The move follows an International Organisation for Migration (IOM) report highlighting the plight of an increasing number of Cambodian brides migrating to South Korea in marriages hastily arranged by brokers who make large profits.
Some 1,759 marriage visas were issued by South Korea in 2007, up from just 72 in 2004, the report said.
While no systematic exploitation was uncovered, several cases of abuse did raise a red flag with the government, said You Ay, secretary of state with the Women's Affairs Ministry.
"Seven women have returned from South Korea because they could not stand what happened to them there," You Ay told AFP.
"The government has temporarily suspended all (paperwork) for Cambodia women to marry foreigners," she said.
You Ay said the ban, which was approved last week, would be lifted after the government developed a legal framework to address mixed marriages.
"This suspension is to prevent human trafficking through marriage," she said, adding that while the brides often receive as little as 1,000 US dollars, agencies can make tens of thousands of dollars on each marriage.

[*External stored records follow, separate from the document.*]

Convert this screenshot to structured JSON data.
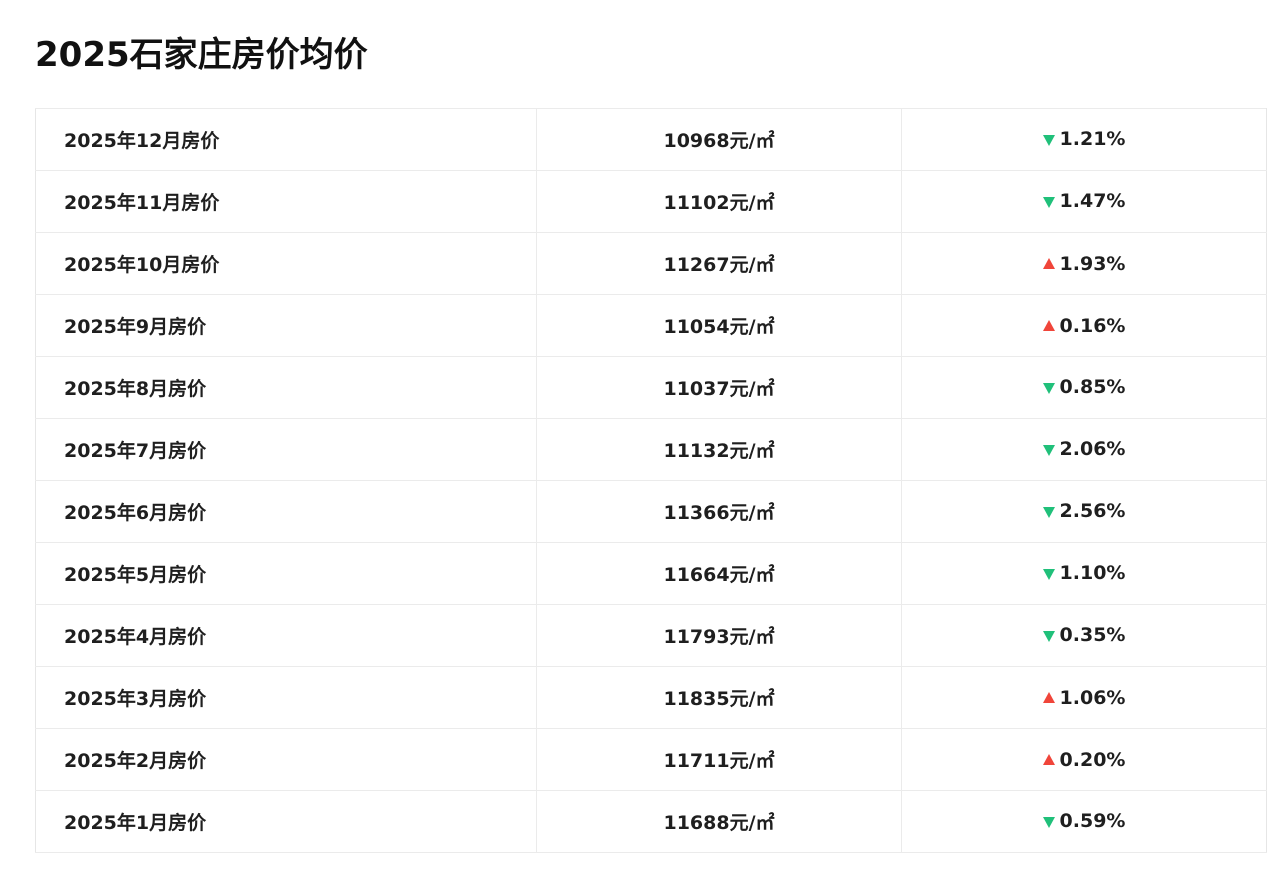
{
  "page": {
    "title": "2025石家庄房价均价"
  },
  "colors": {
    "down": "#20c07a",
    "up": "#f0453a"
  },
  "rows": [
    {
      "month": "2025年12月房价",
      "price": "10968元/㎡",
      "direction": "down",
      "change": "1.21%"
    },
    {
      "month": "2025年11月房价",
      "price": "11102元/㎡",
      "direction": "down",
      "change": "1.47%"
    },
    {
      "month": "2025年10月房价",
      "price": "11267元/㎡",
      "direction": "up",
      "change": "1.93%"
    },
    {
      "month": "2025年9月房价",
      "price": "11054元/㎡",
      "direction": "up",
      "change": "0.16%"
    },
    {
      "month": "2025年8月房价",
      "price": "11037元/㎡",
      "direction": "down",
      "change": "0.85%"
    },
    {
      "month": "2025年7月房价",
      "price": "11132元/㎡",
      "direction": "down",
      "change": "2.06%"
    },
    {
      "month": "2025年6月房价",
      "price": "11366元/㎡",
      "direction": "down",
      "change": "2.56%"
    },
    {
      "month": "2025年5月房价",
      "price": "11664元/㎡",
      "direction": "down",
      "change": "1.10%"
    },
    {
      "month": "2025年4月房价",
      "price": "11793元/㎡",
      "direction": "down",
      "change": "0.35%"
    },
    {
      "month": "2025年3月房价",
      "price": "11835元/㎡",
      "direction": "up",
      "change": "1.06%"
    },
    {
      "month": "2025年2月房价",
      "price": "11711元/㎡",
      "direction": "up",
      "change": "0.20%"
    },
    {
      "month": "2025年1月房价",
      "price": "11688元/㎡",
      "direction": "down",
      "change": "0.59%"
    }
  ]
}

"Cambodia is working to strengthen the laws on marriage," You Ay said.
IOM project coordinator John McGeoghan said that while the report targeted marriages between Cambodians and South Koreans, the potential for problems exists globally and that brokered unions needed to be better regulated.
Three South Korean marriage agencies have been closed down in Cambodia pending the government's decision on marriages to foreigners.
The South Korean embassy in Cambodia earlier this week halted issuing residency visas to Cambodian women wishing to marry Korean men.